An “early objection” by a conservation charity to proposed residential units at the Fairmont Southampton resort has been noted, a home affairs ministry spokesman said.
He added that no formal application had been received from the developer, but residents will be asked for feedback after a request is made.
The spokesman responded to The Royal Gazette after the Bermuda National Trust, in a Letter to the Editor, raised concerns about “the addition of the 147 proposed residential units” at the site.
Westend Properties, an affiliate of Miami-based investment firm Gencom, which is leading development of the resort, said in a February update that a new application for a special development order was “in the process of being submitted”.

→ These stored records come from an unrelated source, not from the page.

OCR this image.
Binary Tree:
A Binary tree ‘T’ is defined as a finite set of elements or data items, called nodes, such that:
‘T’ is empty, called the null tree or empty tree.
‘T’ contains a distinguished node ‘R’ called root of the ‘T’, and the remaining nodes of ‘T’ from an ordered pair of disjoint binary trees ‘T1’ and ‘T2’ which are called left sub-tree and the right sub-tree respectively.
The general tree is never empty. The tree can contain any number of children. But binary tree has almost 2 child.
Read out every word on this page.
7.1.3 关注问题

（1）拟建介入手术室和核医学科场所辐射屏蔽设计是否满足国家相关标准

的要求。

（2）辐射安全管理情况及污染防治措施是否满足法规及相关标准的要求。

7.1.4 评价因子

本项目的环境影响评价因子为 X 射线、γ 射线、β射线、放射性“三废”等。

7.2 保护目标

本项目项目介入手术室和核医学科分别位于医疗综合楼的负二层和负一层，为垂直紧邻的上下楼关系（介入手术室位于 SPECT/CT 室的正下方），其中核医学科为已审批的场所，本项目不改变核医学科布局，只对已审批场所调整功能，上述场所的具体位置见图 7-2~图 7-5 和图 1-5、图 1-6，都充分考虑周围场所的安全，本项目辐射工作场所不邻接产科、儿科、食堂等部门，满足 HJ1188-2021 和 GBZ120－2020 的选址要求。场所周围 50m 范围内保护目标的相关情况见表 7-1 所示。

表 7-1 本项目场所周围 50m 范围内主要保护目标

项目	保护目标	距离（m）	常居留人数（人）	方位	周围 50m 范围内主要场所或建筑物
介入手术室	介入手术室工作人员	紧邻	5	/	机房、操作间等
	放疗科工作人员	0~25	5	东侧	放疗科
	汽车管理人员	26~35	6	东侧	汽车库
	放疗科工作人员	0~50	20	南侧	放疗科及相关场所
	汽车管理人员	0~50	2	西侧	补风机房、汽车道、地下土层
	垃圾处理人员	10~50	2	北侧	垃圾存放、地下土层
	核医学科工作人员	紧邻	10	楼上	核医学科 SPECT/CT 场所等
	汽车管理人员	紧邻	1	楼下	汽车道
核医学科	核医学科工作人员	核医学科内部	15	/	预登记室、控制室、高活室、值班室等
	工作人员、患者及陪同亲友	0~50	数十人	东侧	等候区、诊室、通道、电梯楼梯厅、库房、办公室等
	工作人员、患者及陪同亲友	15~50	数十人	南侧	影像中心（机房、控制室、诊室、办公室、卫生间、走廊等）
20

A spokesman for the Ministry of Home Affairs said: “While we note the early objection by the BNT, the Department of Planning has yet to receive a formal application for the Fairmont Southampton site.
“The minister and ministry cannot comment until the application and environmental impact assessment are published.
“Once published, the public will be invited to review and comment.”
He added: “With that in mind, we thank the BNT for their response submitted in advance of all required information, which will form part of any formal application and EIA, and as part of the process, we will review it along with any other submissions received.”
An SDO granted in 2009 gave planning permission in principle at the Fairmont Southampton resort for 71 fractional tourism properties, 37 residential villas and 22 town homes.
Karen Border, the trust’s executive director, wrote last week: “BNT strongly supports the Bermuda tourism industry, which is such an important part of our economy and of our cultural heritage.
“For this reason, we understand that building additional fractional tourism units on the Fairmont Southampton site may be necessary to make the hotel renovation more financially viable and to increase visitor beds and local job opportunities.
“However, we are extremely concerned with the proposed new Special Development Order, which would double the number and height of the buildings proposed in 2009 from 130 to 261 units, some of them six storeys high, saturating all the remaining open space on the site — apart from the golf course — in concrete.